С двух часов квартира Дементьева была почти постоян­но в осаде до шестого часу, когда произошла катастрофа. В продолжение трех часов Дагаев, решившись вызвать Дементьева и распечь, употребляет все меры, чтобы поставить на своем, причем каждая неудачная попытка увеличивает его раздражение, усиливает его гнев.
Напомнив показание самого Дагаева о посылке сначала кухарки, затем двух городовых, наконец, дворника, принес­шего ответ, что «если офицеру угодно выйти, то я готов с ним объясниться», ответ, вследствие которого, по словам Дагаева, у него явилась мысль жаловаться по начальству на солдата, почему он и вышел из квартиры Даниловой.
Чтобы жаловаться начальнику, нужно знать, кто этот на­чальник; Дагаев этого не знал; ему известно было только, что Дементьев кандидат; для того чтобы узнать, кому жало­ваться, он послал дворника за домовой книгой; но дворник еще не возвращался, когда Дагаев вышел из квартиры Дани­ловой. Значит, офицер пошел совсем не для того, чтобы жа­ловаться начальнику Дементьева. Это можно доказать и дру­гим путем. По словам самого Дагаева, прошло пять-шесть минут между тем временем, как он сошел, и тем временем, как вышел Дементьев; по показанию Даниловой, прошло четверть часа между его уходом и возвращением. Если при­нять, что все последующее совершилось чрезвычайно быст­ро, почти мгновенно, то следует предположить, что не ме­нее двенадцати минут прошло между тем временем, когда Дагаев вышел от Даниловой, и тем временем, когда совер­шилась катастрофа. Что же он делал это время? Шел к на­чальнику Дементьева? Начальник Дементьева живет в кре­пости, и за это время можно было бы дойти почти до Тро­ицкого моста. Итак, он не шел, он поджидал Дементьева, который, как ему было известно, часто выходит из дому. Можно себе представить, насколько разгорячило это ожида­ние его гнев. Наконец, Дементьев вышел, катастрофа про­изошла. В этой катастрофе есть множество существенных вопросов, которых не выяснило следствие, как, например, вопрос о шинели, о ссадине на подбородке Дементьева, об оторвании его уса. Дементьев не помнит, когда он потерял этот ус, как быстро шли события. Но как ни быстро они шли, их можно разделить на два момента: один - до обнажения сабли офицером и другой - после обнажения. До обнажения сабли происходил только крупный разговор у подъезда на улице. Увидев офицера, Дементьев делает ему под козырек; при этом движении, так как шинель его была в накидку, Дагаев не мог не увидеть нашивок, которые находятся у него на рукаве и которые должны бы были установить некоторое отличие между Дементьевым и простым, нижним чином; он не мог не увидеть георгиевского креста, который так уважа­ется всеми военными людьми. Но Дагаев говорит, что орде­нов не было. Откуда же взялись ордена, лежавшие на земле, которые видели в первую минуту схватки два свидетеля: мальчик Лопатин и Круглов? Не могли же они быть подбро­шены до события, когда неизвестно было, чем оно разре­шится; не могли они быть подброшены и после, потому что в то время, когда катастрофа еще не была окончена, в кори­дор вошли люди и видели эти ордена лежащими.
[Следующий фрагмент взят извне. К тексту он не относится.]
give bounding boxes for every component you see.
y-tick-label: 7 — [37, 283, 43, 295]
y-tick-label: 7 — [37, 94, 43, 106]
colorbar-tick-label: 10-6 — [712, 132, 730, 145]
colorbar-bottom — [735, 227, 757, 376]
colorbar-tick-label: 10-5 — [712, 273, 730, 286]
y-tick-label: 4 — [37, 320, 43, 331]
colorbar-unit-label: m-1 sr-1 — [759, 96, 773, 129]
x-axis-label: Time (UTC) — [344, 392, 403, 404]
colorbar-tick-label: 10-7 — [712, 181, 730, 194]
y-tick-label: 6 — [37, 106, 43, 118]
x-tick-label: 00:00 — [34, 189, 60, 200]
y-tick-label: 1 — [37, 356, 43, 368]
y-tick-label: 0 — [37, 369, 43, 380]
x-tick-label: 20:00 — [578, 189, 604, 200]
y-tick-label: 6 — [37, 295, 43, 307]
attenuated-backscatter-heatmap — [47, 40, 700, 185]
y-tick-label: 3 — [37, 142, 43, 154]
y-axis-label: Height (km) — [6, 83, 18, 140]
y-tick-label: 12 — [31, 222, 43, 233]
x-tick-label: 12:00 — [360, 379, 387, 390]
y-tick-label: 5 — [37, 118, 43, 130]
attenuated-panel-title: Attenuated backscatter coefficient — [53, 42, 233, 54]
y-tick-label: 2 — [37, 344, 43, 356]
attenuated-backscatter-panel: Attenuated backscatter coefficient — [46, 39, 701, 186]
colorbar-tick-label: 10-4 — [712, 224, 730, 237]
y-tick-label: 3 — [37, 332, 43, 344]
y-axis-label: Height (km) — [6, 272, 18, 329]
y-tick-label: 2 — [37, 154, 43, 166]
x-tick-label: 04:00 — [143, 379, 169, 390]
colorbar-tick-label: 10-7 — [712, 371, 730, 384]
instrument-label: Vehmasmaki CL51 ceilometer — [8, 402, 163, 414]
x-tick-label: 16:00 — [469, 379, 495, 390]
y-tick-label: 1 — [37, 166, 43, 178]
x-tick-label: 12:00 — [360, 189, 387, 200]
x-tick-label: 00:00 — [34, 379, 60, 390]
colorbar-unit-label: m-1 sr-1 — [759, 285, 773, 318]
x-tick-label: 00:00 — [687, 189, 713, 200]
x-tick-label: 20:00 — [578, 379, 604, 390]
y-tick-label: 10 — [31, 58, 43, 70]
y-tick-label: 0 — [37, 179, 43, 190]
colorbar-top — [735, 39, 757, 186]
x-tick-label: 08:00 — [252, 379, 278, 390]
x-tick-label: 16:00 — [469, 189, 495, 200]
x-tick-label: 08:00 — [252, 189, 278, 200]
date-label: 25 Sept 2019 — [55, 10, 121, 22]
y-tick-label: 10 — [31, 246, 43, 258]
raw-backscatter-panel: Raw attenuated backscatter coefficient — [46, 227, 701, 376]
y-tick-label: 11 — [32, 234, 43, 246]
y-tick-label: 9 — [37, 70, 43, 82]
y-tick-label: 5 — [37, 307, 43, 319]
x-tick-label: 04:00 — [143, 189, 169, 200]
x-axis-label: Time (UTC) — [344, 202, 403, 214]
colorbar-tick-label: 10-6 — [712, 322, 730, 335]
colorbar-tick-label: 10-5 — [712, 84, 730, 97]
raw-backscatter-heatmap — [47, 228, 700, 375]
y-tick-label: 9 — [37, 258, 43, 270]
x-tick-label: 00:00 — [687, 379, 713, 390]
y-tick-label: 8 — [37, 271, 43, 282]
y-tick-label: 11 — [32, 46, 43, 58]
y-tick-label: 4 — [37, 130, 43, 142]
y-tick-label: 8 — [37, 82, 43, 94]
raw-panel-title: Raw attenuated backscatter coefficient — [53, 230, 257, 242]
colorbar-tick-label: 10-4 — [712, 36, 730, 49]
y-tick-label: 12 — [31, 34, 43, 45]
Начинается разговор; по мнению представителя обвини­тельной власти, вопрос относительно этого разговора может быть разрешен только безусловным принятием одного из двух показаний: показания офицера или подсудимого. Но защита полагает, что в этом деле весьма важно показание свидетеля, в котором не сомневается сам прокурор, мальчика Лопатина. Мальчик рассказал вещи весьма ценные: о шинели, о волосах и пр. Это все такие обстоятельства, которые приходилось слы­шать в первый раз. Из показаний мальчика видно, что офице­ру не было нанесено оскорбление солдатом. Но если даже не дать веры показанию мальчика, то из простого сопоставле­ния двух рассказов - рассказа офицера и рассказа солдата -для всякого непредупрежденного человека станет ясно, что правда находится не на стороне Дагаева.
Если принимать за достоверное показание офицерское только потому, что оно офицерское, независимо от всяких дру­гих причин, то защищать Дементьева невозможно. Но стран­но, что это офицерское показание находится в несомненном, решительном противоречии с тремя генеральскими отзыва­ми, которые заслуживают внимания. Есть люди, о которых, не зная, как они поступили в данном случае, можно сказать наверное: «Я знаю этого человека, он честен; он не мог ук­расть». То же самое можно сказать относительно Дементьева: если по отзывам одного из генералов, Осипова, он характера тихого, смирного, если по отзыву генерала Платова, он строго исполняет свои служебные обязанности, если по отзыву ге­нерала Фриде - это такой человек, в котором военная дис­циплина въелась до мозга костей, то решительно невероятно, как такой человек мог совершить то, что ему приписывают. Это идет вразрез со всем его прошедшим.
Дементьев, сходя, держит руку под козырек; сам офицер признает это, он говорит только, что он то поднимал руку, то дерзко опускал. Если он решился явно грубить, то ему неза­чем было держать руку под козырек. Прокурор ставит в вину подсудимому, что после первого столкновения он бежал в дом, а не на улицу, где легче мог укрыться. Но Дементьев не знал, что его будут рубить, он знал только, что с ним грубо обращаются, что офицер его может ударить в лицо, и потому движение его назад весьма характерно; оно может быть объяснено только стыдливостью, нежеланием, чтобы люди видели, как с ним обращается офицер. Ввиду всех этих сооб­ражений защита считает совершенно доказанным, что рас­сказ солдата верен и что оскорбления словами офицера со стороны Дементьева не было.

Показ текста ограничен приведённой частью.